Photo via Pew, credit Shawn Jackson
Honduras has taken a great step in boosting its 2010 moratorium on shark-fishing with an announcement that the country is creating a 92,665 square mile shark sanctuary in its waters. Recognizing that sharks are a valuable asset not only to the country's coral reef ecosystems, but also to tourism, President Lobo Sosa signed the legislation this week.
The news comes just a few months after Indonesia set aside 17,760 square miles around the island of Raja Ampat as a shark sanctuary, showing that more and more countries are recognizing how sharks are far more valuable alive than dead.
"We have seen that protecting sharks helps our environment and our people," said Honduran Vice President María Antonieta Guillén de Bogran, who also attended the announcement. "When tourists come to Roatan and other destinations, they spend money to see the sharks. But these animals don't just help the Honduran economy. Our coral reefs and marine environment thrive because these apex predators are safe in our waters. Today's declaration will help us all, underwater and on land, for generations to come."
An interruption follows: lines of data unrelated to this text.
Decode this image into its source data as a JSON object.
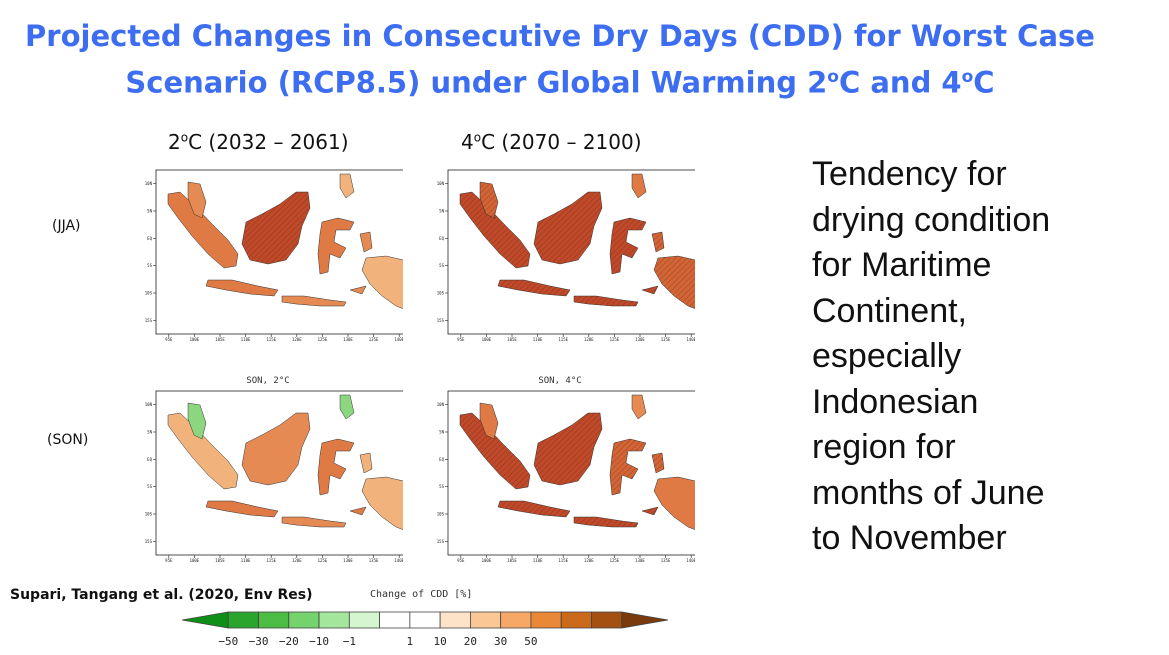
{
  "slide": {
    "title_line1": "Projected Changes in Consecutive Dry Days (CDD) for Worst Case",
    "title_line2_pre": "Scenario (RCP8.5) under Global Warming 2",
    "title_sup1": "o",
    "title_mid": "C and 4",
    "title_sup2": "o",
    "title_end": "C"
  },
  "columns": [
    {
      "pre": "2",
      "sup": "o",
      "post": "C (2032 – 2061)"
    },
    {
      "pre": "4",
      "sup": "o",
      "post": "C (2070 – 2100)"
    }
  ],
  "rows": [
    {
      "label": "(JJA)"
    },
    {
      "label": "(SON)"
    }
  ],
  "panel_subtitles": [
    "SON, 2°C",
    "SON, 4°C"
  ],
  "map_axes": {
    "lon_ticks": [
      "95E",
      "100E",
      "105E",
      "110E",
      "115E",
      "120E",
      "125E",
      "130E",
      "135E",
      "140E"
    ],
    "lat_ticks": [
      "10N",
      "5N",
      "EQ",
      "5S",
      "10S",
      "15S"
    ]
  },
  "side_text": [
    "Tendency for",
    "drying condition",
    "for Maritime",
    "Continent,",
    "especially",
    "Indonesian",
    "region for",
    "months of June",
    "to November"
  ],
  "citation": "Supari, Tangang et al. (2020, Env Res)",
  "colorbar": {
    "title": "Change of CDD [%]",
    "labels": [
      "−50",
      "−30",
      "−20",
      "−10",
      "−1",
      "1",
      "10",
      "20",
      "30",
      "50"
    ],
    "colors": [
      "#0e8f18",
      "#29a52d",
      "#4cbd45",
      "#74d36a",
      "#a4e69b",
      "#d4f5cf",
      "#ffffff",
      "#ffffff",
      "#fde3c8",
      "#fbc795",
      "#f7a866",
      "#ea8838",
      "#cc6a1b",
      "#a35010",
      "#7a3a0c"
    ]
  },
  "colors": {
    "title": "#3d6ef2",
    "land_dry_strong": "#c0492a",
    "land_dry_mid": "#df7a45",
    "land_dry_light": "#f2b27c",
    "land_wet": "#8bd67f"
  }
}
Along with reef sharks (shown above), Honduras is home to whale sharks:
Photo via Pew, credit George Stoyle
Swimming with whale sharks is becoming a major tourist attraction, as these awe-inspiring giants are of little danger to the humans who want to hang out with them. However, sparing sharks for tourism also has a footprint, and we have to pay attention to the ecological impact of tourism just as much as the impact of overfishing.
About one third of all shark species are threatened with extinction, primarily due to overfishing for their fins. Honduras banned all shark fishing last year, and hopefully with this additional move will show other countries how fishing for tourist dollars is a smarter move in the long run, if handled correctly.